Med Air had bought the Heathrow and Gatwick slots from Air Malta. These are valued at some €50 million and will now be transferred to the new airline that is being set up.

Frankly, I could not understand the logic behind the decision of the Industrial Tribunal just from reading this report in it-Torċa, but I was flabbergasted to learn that Air Malta paid its pilots more than three times of what pilots with a low cost airline were being paid!

The story of the demise of Air Malta is still to be written but it seems that among the many that enjoyed dipping their fingers in the honey pot were its Maltese pilots.

Alas, the honey pot was not infinite in size.

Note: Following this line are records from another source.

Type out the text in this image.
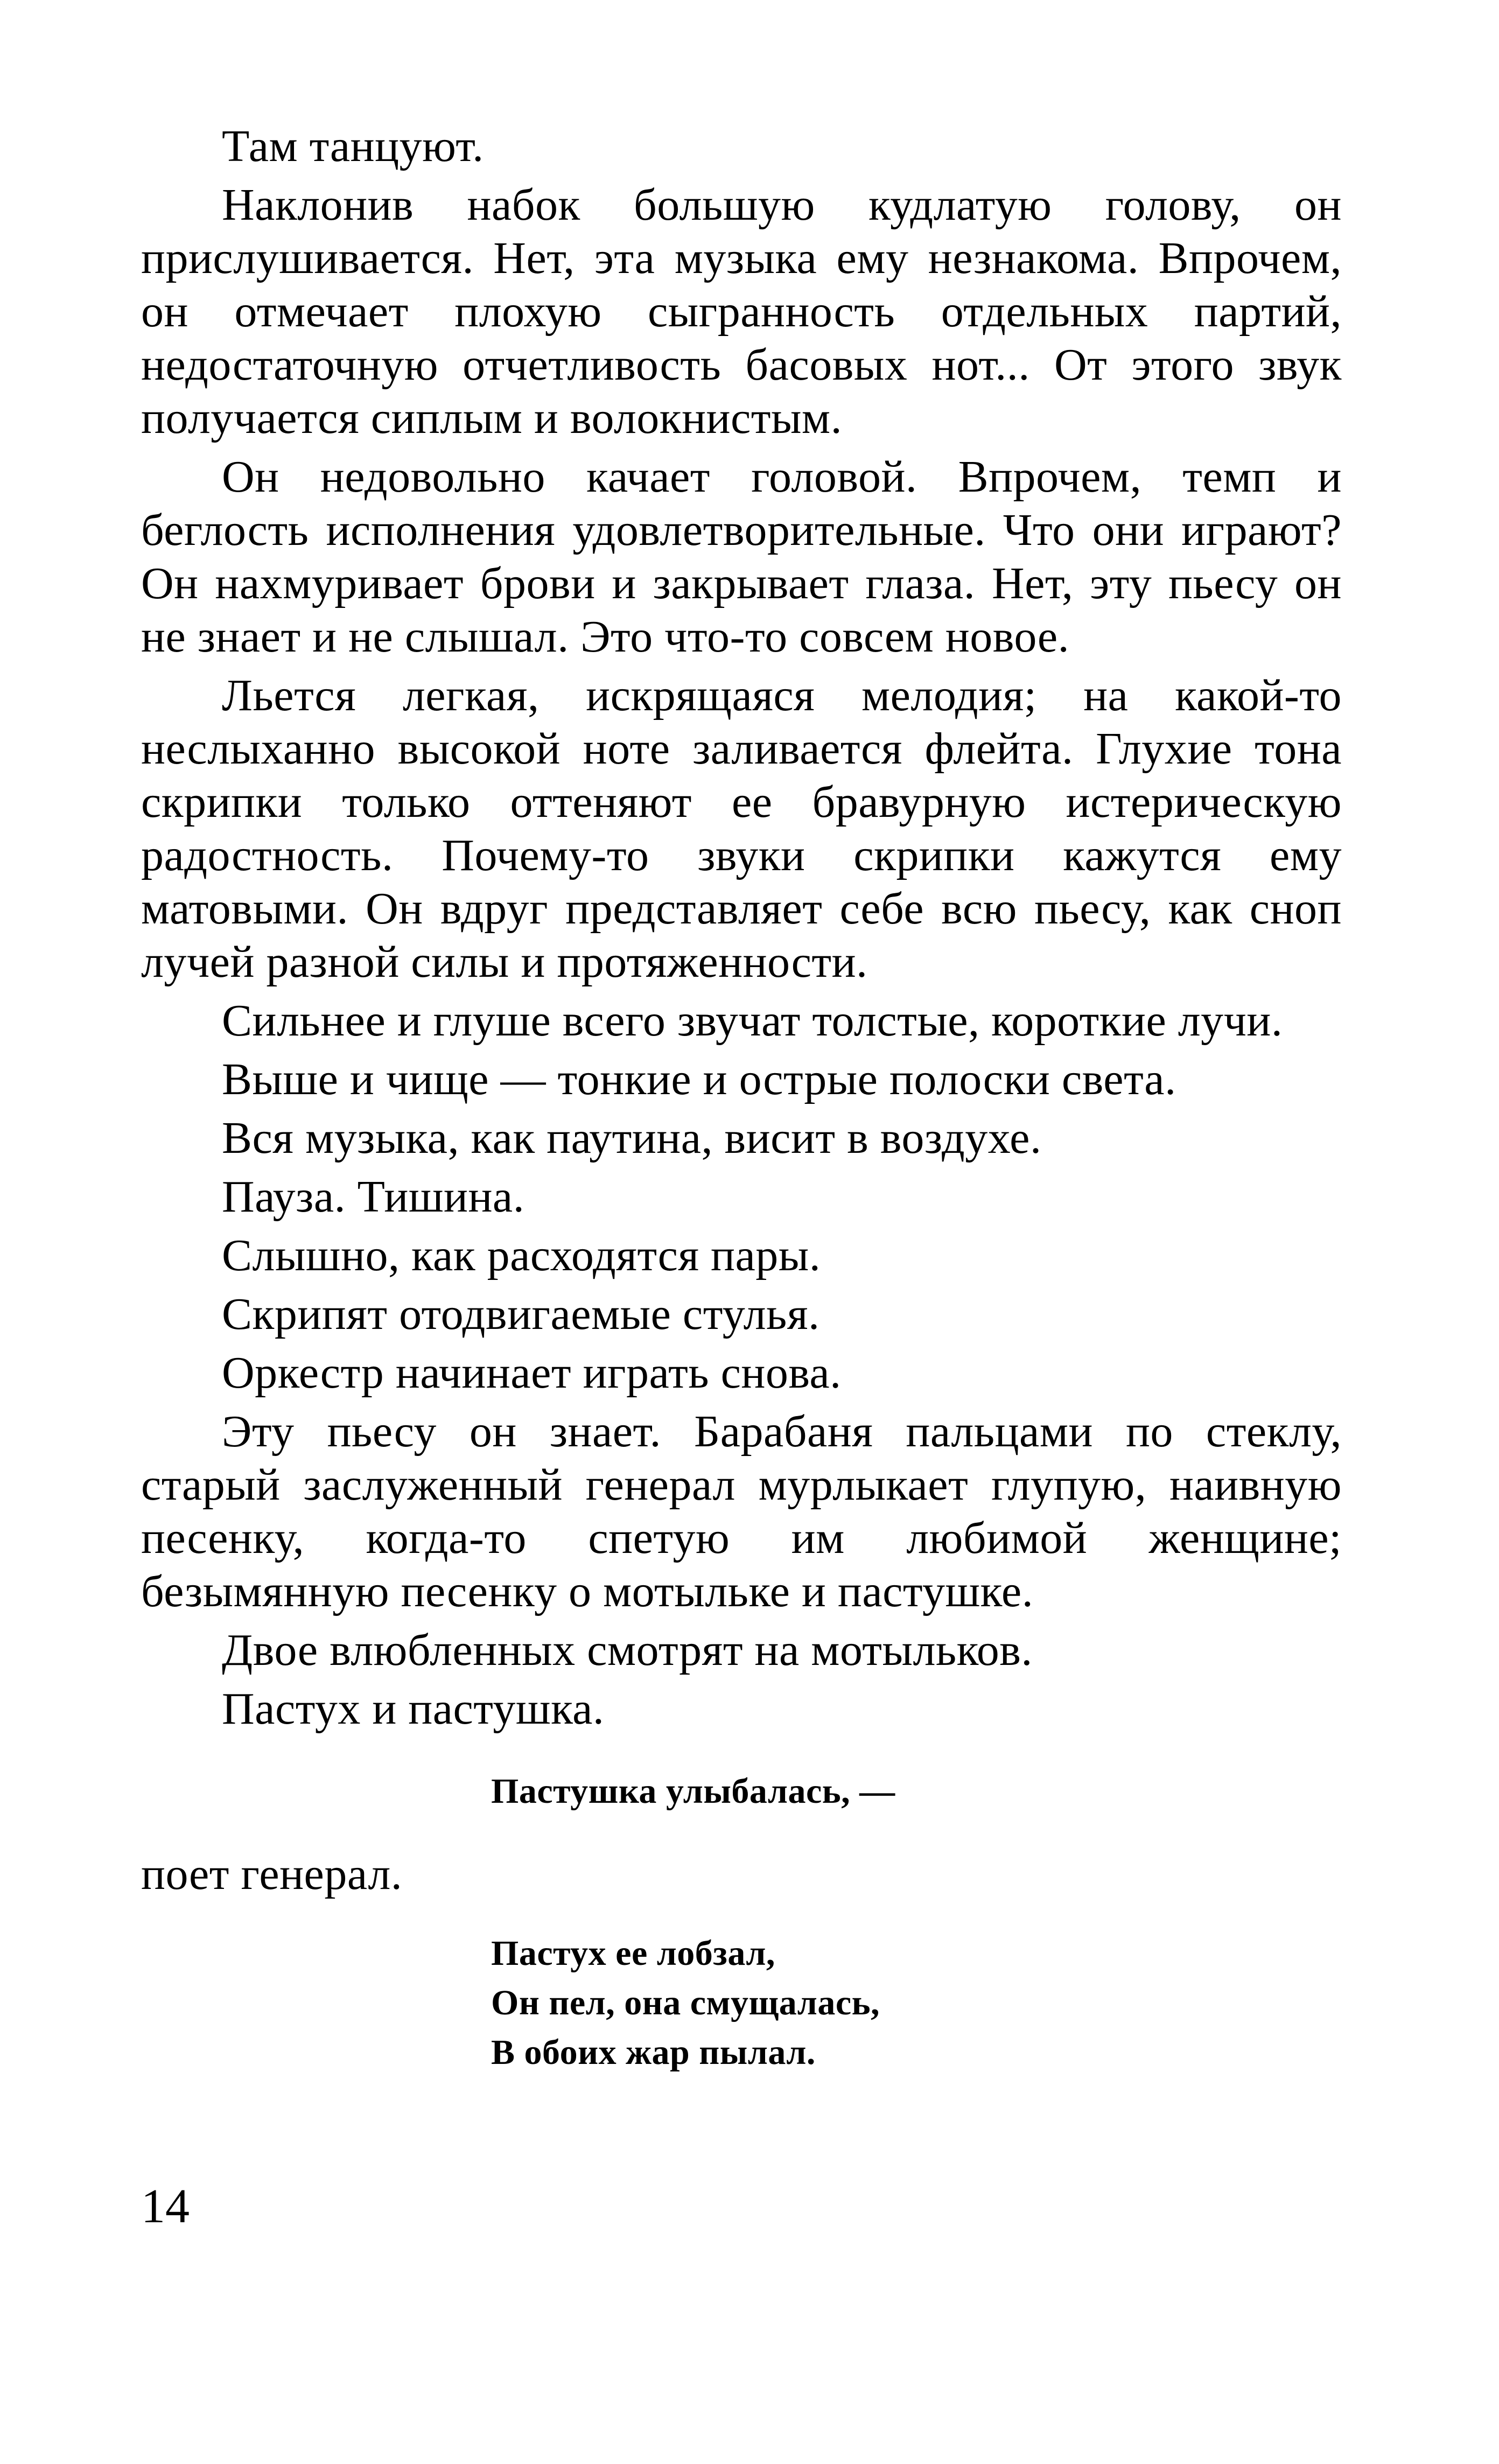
Там танцуют.

Наклонив набок большую кудлатую голову, он прислушивается. Нет, эта музыка ему незнакома. Впрочем, он отмечает плохую сыгранность отдельных партий, недостаточную отчетливость басовых нот... От этого звук получается сиплым и волокнистым.

Он недовольно качает головой. Впрочем, темп и беглость исполнения удовлетворительные. Что они играют? Он нахмуривает брови и закрывает глаза. Нет, эту пьесу он не знает и не слышал. Это что-то совсем новое.

Льется легкая, искрящаяся мелодия; на какой-то неслыханно высокой ноте заливается флейта. Глухие тона скрипки только оттеняют ее бравурную истерическую радостность. Почему-то звуки скрипки кажутся ему матовыми. Он вдруг представляет себе всю пьесу, как сноп лучей разной силы и протяженности.

Сильнее и глуше всего звучат толстые, короткие лучи.

Выше и чище — тонкие и острые полоски света.

Вся музыка, как паутина, висит в воздухе.

Пауза. Тишина.

Слышно, как расходятся пары.

Скрипят отодвигаемые стулья.

Оркестр начинает играть снова.

Эту пьесу он знает. Барабаня пальцами по стеклу, старый заслуженный генерал мурлыкает глупую, наивную песенку, когда-то спетую им любимой женщине; безымянную песенку о мотыльке и пастушке.

Двое влюбленных смотрят на мотыльков.

Пастух и пастушка.

Пастушка улыбалась, —

поет генерал.

Пастух ее лобзал,
Он пел, она смущалась,
В обоих жар пылал.
14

A ‘righteous’ vindication?

Writing a piece in a recent issue of The Spectator, Freddy Gray says that Donald Trump is back with a vengeance. He refers to a, 2007 book written by Trump - Think Big And Kick Ass: In Business And Life - in which Donald Trump dedicated a chapter to ‘revenge’. He wrote: ‘My motto is: always get even. When somebody screws you, screw them back in spades.’

According to Gray, Trump considers that next November’s election for US President could be ‘the most delectable payback of all’.

Since his loss in the 2020 election - which Trump and his supporters believe to have been stolen by Biden - and the way he claims that he is being persecuted by the US legal system which he accuses of perpetuating a ‘witch hunt’ against him - Trump believes he is in for a lucky break.

In Trump’s own words, when speaking at the Conservative Political Action Conference: ‘In 2016, I declared I am your voice. Today I add: I am your warrior. I am your justice, and for those who have been wronged and betrayed, I am your retribution.’

Now that Nikki Haley has dropped out of the Republican primaries, the stage is set for a Trump vs Biden rematch. Trump has made ‘retribution’ the recurring theme of his electoral campaign, and since most political observers think he is the favourite to win, a potential majority of Americans seem to view his comeback as he does: a form of righteous vindication.

What many outside the US cannot understand is why the Republicans never came up with a convincing anti-Trump candidate.